Background: Prior research suggests an important role of systemic inflammation in pathogenesis of atrial fibrillation (AF). It is well known that rheumatoid arthritis (RA), a chronic, systemic inflammatory disorder, increases the risk of cardiovascular disease (CVD), but little evidence exists whether the risk of AF is increased in RA.
Methods: Using data from a large US commercial insurance plan, we examined the incidence rate (IR) of hospitalisation for AF in patients with RA compared with non-RA. RA patients were identified with ≥2 separate visits coded for RA and ≥1 disease-modifying antirheumatic drug dispensing. The IR of AF in RA patients was also compared with those with osteoarthritis, a chronic non-inflammatory condition.

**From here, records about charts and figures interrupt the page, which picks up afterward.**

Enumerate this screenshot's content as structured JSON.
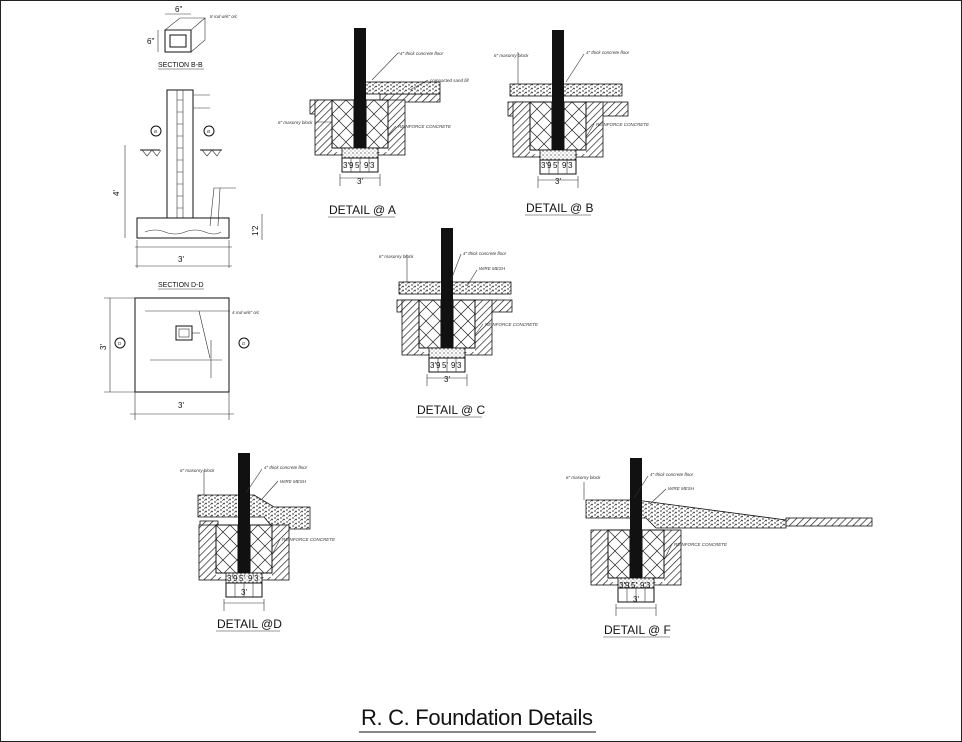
{
  "drawing": {
    "title": "R. C. Foundation Details",
    "sections": {
      "bb": {
        "label": "SECTION B-B",
        "dim_w": "6\"",
        "dim_h": "6\"",
        "note": "8 rod w/6\" o/c"
      },
      "main": {
        "dim_height": "4'",
        "dim_footing": "1'2",
        "dim_width": "3'"
      },
      "dd": {
        "label": "SECTION D-D",
        "dim_w": "3'",
        "dim_h": "3'",
        "note": "4 rod w/6\" o/c"
      }
    },
    "markers": {
      "b": "B",
      "d": "D"
    },
    "details": {
      "a": {
        "label": "DETAIL @ A",
        "note1": "4\" thick concrete floor",
        "note2": "compacted sand fill",
        "note3": "6\" masonry block",
        "note4": "REINFORCE CONCRETE",
        "dims": [
          "3'9",
          "5'",
          "9'3"
        ],
        "total": "3'"
      },
      "b": {
        "label": "DETAIL @ B",
        "note1": "4\" thick concrete floor",
        "note3": "6\" masonry block",
        "note4": "REINFORCE CONCRETE",
        "dims": [
          "3'9",
          "5'",
          "9'3"
        ],
        "total": "3'"
      },
      "c": {
        "label": "DETAIL @ C",
        "note1": "4\" thick concrete floor",
        "note2": "WIRE MESH",
        "note3": "6\" masonry block",
        "note4": "REINFORCE CONCRETE",
        "dims": [
          "3'9",
          "5'",
          "9'3"
        ],
        "total": "3'"
      },
      "d": {
        "label": "DETAIL @D",
        "note1": "4\" thick concrete floor",
        "note2": "WIRE MESH",
        "note3": "6\" masonry block",
        "note4": "REINFORCE CONCRETE",
        "dims": [
          "3'9",
          "5'",
          "9'3"
        ],
        "total": "3'"
      },
      "f": {
        "label": "DETAIL @ F",
        "note1": "4\" thick concrete floor",
        "note2": "WIRE MESH",
        "note3": "6\" masonry block",
        "note4": "REINFORCE CONCRETE",
        "dims": [
          "3'9",
          "5'",
          "9'3"
        ],
        "total": "3'"
      }
    }
  }
}
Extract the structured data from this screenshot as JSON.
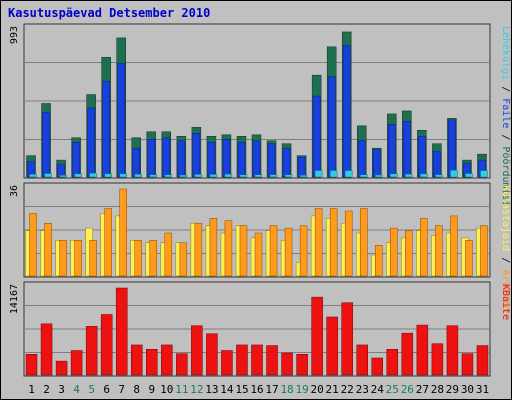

Results: There were 20 852 RA and 104 260 non-RA patients, matched on age, sex and index date. The mean follow-up was 2 years. The IR per 1000 person-years of AF was 4.0 (95% CI 3.4 to 4.7) in RA and 2.8 (95% CI 2.6 to 3.0) in non-RA patients. The IR ratio for AF was 1.4 (95% CI 1.2 to 1.7) in RA compared with non-RA patients. In a multivariable Cox model adjusting for a number of risk factors such as diabetes, CVD, medications and healthcare utilisation, the risk of AF was no longer increased in RA (HR 1.1, 95% CI 0.9 to 1.4) compared with non-RA patients. There was also no difference in the AF risk between RA and osteoarthritis patients.
Conclusions: Our results show no increased risk of AF associated with RA, after adjusting for various comorbidities, medications and healthcare use.
Keywords: Cardiovascular Disease; Inflammation; Rheumatoid Arthritis.